Rank StaffSergeant Marine Staff Sergeant (SSgt.) - A ‘staff sergeant’ is a veteran marine who serves their unit with diligence, often using their experience to help guide their subordinates and showing a greater concern for the well being of their comrades.
Rank Sergeant Marine Sergeant (Sgt.) - Meaning ‘one who serves’ in ancient tionese, the rank of ‘sergeant’ is a junior non-commissioned rank within the marines. As the name implies, Sergeants diligently serve their superiors, offering support and leadership when called upon.
Rank Corporal Marine Corporal (Cpl.) - Derived from the ancient tionese word for ‘body’, a ‘corporal’ is an experienced and disciplined marine who embodies the aspirations of the common soldier.

Rank Specialist Marine

Rank LanceCorporal Marine

Lance Corporal (LCpl.) | Specialist (Spc.)

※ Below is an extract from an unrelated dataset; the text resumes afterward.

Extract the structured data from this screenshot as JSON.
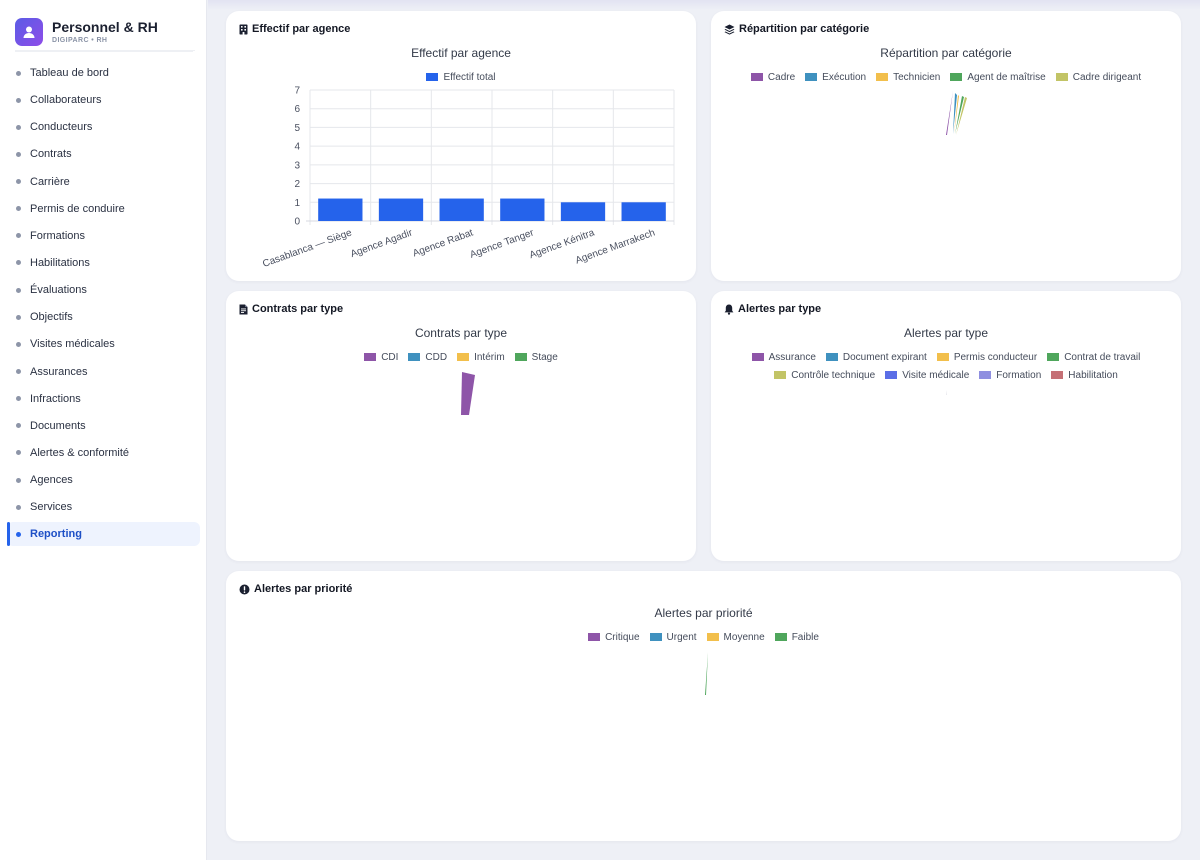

A ‘lance corporal’ is an enlisted soldier who has adapted to the rigours of life as a marine and demonstrated commitment to their comrades and their unit.

Marine personnel with proficiency in their chosen field are promoted to the rank of ‘specialist’ to reflect their expertise. Maintaining parity with lance corporals, specialists utilise their skills to support their unit.

Rank Private Marine Private (Pvt.) - As the lowest rank in the marine hierarchy, a ‘private’ is expected to obey the orders of their superiors and heed the example of the more senior members of their service branch.